Nova Star Cruises Limited, referred to simply as Nova Star Cruises, was a ferry company operating in Nova Scotia and Maine. Their ship, MV Nova Star, was a Ropax cruiseferry operating seasonally on the Gulf of Maine between Portland, Maine and Yarmouth, Nova Scotia.

The company, operated as a joint venture by Quest Navigation of Eliot, Maine and Singapore conglomerate ST Marine, was awarded the contract to operate the route in November 2013, when the Nova Scotia government agreed to issue $21 million in forgivable loans to the company over seven years.
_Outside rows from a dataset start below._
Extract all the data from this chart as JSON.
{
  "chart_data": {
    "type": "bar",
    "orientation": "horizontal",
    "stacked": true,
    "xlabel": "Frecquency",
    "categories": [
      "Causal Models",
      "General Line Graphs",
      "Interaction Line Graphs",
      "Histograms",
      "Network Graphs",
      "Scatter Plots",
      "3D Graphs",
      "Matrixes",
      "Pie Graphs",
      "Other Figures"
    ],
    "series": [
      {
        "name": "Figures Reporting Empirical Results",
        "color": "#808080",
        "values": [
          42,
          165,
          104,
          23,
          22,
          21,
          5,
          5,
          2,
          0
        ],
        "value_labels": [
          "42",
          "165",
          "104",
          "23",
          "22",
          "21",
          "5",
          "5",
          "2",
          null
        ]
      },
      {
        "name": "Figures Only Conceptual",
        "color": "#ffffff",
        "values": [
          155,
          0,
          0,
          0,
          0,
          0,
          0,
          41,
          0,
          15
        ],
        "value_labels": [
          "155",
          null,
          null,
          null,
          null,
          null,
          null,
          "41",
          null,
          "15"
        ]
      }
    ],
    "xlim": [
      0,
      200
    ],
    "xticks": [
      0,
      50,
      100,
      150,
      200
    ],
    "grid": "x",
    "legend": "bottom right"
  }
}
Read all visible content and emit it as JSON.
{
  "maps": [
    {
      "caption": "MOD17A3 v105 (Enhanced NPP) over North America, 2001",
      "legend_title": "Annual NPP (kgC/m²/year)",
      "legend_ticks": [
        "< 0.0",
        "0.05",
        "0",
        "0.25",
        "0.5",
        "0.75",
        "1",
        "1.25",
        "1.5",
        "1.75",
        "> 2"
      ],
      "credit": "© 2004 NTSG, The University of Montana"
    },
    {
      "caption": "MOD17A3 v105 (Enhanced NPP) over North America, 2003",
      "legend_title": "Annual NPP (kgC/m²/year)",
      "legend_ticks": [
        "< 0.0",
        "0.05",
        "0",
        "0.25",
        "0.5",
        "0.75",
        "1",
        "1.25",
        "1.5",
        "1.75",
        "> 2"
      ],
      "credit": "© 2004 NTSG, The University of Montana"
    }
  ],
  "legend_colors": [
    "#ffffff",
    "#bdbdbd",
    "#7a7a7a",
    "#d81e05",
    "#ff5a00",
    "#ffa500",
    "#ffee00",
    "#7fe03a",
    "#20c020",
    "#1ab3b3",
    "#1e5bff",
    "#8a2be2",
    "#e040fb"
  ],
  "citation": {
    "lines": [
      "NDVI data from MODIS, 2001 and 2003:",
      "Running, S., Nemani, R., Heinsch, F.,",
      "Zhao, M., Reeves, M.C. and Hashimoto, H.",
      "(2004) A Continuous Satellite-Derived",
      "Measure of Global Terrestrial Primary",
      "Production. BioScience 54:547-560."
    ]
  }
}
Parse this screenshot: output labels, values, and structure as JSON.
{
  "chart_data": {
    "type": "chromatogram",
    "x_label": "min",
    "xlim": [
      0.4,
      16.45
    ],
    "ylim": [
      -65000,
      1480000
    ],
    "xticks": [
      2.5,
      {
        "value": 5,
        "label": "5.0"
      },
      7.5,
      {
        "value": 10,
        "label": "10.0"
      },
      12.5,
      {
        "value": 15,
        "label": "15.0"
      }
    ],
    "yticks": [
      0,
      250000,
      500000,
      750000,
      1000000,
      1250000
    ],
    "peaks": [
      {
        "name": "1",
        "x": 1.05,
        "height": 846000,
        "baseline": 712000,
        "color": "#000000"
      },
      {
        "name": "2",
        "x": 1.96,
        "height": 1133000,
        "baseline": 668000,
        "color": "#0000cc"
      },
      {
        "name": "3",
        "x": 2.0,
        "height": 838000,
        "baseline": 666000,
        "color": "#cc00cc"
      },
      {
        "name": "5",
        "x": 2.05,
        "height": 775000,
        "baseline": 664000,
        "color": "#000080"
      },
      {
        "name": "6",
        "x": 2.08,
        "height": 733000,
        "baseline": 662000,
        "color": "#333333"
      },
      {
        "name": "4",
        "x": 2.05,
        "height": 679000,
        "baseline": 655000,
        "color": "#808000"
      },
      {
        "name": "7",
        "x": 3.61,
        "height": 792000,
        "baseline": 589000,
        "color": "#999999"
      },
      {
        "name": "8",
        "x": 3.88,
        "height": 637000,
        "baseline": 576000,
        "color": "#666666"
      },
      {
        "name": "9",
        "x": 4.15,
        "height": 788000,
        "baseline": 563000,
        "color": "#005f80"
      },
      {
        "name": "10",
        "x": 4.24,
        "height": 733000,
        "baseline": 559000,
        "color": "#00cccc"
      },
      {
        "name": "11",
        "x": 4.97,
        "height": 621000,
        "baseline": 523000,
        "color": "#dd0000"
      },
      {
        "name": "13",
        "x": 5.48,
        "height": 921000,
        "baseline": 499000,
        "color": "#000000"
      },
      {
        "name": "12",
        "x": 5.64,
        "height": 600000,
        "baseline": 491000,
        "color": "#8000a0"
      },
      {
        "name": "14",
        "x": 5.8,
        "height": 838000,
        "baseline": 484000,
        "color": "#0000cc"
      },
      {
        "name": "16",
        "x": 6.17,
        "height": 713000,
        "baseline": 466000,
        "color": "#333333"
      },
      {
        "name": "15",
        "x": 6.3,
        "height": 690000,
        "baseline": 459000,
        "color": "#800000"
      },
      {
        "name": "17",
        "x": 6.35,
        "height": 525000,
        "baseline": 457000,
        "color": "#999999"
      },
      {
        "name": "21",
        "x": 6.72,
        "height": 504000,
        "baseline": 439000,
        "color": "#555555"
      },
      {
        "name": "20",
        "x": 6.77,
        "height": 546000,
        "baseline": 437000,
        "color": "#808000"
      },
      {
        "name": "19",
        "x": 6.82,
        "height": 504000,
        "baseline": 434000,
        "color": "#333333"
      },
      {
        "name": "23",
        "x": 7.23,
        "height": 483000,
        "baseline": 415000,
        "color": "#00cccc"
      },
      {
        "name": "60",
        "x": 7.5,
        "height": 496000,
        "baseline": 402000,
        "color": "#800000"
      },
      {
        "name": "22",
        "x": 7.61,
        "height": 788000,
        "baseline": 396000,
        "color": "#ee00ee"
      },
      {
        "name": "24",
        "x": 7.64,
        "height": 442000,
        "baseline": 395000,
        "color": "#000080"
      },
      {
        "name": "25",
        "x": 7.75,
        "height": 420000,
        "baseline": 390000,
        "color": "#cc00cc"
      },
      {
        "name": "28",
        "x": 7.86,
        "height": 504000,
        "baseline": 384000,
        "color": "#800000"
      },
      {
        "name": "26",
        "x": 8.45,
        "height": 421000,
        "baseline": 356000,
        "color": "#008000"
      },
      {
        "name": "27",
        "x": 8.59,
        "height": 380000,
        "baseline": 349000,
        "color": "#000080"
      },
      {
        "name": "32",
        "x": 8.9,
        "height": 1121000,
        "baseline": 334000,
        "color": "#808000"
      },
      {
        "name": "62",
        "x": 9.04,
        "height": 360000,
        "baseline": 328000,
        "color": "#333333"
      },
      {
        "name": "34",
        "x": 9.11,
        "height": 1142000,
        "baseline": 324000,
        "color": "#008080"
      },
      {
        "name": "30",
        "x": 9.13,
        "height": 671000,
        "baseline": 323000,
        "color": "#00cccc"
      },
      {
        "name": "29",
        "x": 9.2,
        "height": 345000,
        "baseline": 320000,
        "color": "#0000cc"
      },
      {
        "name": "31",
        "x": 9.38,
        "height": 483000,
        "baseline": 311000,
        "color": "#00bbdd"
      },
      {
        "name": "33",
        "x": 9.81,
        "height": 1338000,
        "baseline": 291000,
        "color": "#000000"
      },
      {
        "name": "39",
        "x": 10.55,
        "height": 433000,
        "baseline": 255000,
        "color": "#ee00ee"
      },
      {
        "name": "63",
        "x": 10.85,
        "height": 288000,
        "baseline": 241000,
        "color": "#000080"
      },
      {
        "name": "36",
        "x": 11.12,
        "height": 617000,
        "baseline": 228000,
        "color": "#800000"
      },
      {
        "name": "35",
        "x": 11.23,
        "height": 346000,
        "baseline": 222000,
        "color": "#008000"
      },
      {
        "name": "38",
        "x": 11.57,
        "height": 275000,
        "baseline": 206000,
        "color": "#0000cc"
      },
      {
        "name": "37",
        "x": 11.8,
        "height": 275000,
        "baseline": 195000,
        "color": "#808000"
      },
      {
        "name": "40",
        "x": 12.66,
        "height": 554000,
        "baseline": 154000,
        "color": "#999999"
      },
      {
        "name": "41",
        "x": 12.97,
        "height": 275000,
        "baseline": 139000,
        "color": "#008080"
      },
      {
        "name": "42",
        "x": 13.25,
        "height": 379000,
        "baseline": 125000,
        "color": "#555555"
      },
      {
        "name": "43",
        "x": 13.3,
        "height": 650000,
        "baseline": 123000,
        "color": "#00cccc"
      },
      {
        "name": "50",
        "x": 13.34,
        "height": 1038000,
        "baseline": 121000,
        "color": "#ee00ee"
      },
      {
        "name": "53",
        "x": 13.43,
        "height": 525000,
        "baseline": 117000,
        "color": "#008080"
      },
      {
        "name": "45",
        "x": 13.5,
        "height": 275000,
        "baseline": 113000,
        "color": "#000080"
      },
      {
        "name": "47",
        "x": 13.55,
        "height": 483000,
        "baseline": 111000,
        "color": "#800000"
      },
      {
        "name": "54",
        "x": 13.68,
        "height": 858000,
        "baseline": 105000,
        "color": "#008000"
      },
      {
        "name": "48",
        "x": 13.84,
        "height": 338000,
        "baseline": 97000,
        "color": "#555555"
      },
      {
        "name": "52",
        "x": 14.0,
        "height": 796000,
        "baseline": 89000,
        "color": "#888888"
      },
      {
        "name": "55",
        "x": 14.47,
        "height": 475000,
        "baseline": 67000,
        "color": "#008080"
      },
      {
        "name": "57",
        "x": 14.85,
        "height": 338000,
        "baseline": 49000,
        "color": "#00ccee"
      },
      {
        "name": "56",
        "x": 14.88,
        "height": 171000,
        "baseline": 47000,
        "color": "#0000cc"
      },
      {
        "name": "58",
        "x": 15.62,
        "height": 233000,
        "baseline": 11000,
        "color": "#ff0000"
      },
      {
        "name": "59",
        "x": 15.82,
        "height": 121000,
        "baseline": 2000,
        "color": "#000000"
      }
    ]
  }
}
The company began service on May 15, 2014. During the first summer, the company expected to carry 100,000 passengers, but had only carried 59,000 by the time it stopped operating for the season in October. As a result, the Nova Scotia government spent the entire $21 million allocated to subsidizing the service for seven years in the first season, and issued an additional $4.4 million to Nova Star in October, subject to increased financial oversight.

Nova Star was initially laid up for winter 2015 in Nova Scotia, but moved south to Charleston, South Carolina in January after Nova Scotia provided $2 million to cover off-season expenses. In February, Nova Scotia officials said that the province had developed a plan to spend $13 million to subsidize Nova Star during the 2015 season, with the ferry operating between June 1 and October 14.

During 2015, the company set a target of 80,000 passengers carried, though by August it was on track to miss the goal, having carried 37,800 by the end of the month, and the Nova Scotia government was working to determine whether it would contract with Nova Star again in 2016. Four companies submitted bids to Nova Scotia, with the province expected to select the 2016 operator of the route within weeks.

By 2016 the MV Nova Star had moved to Europe and a new high-speed ferry line was in operation between Portland and Yarmouth.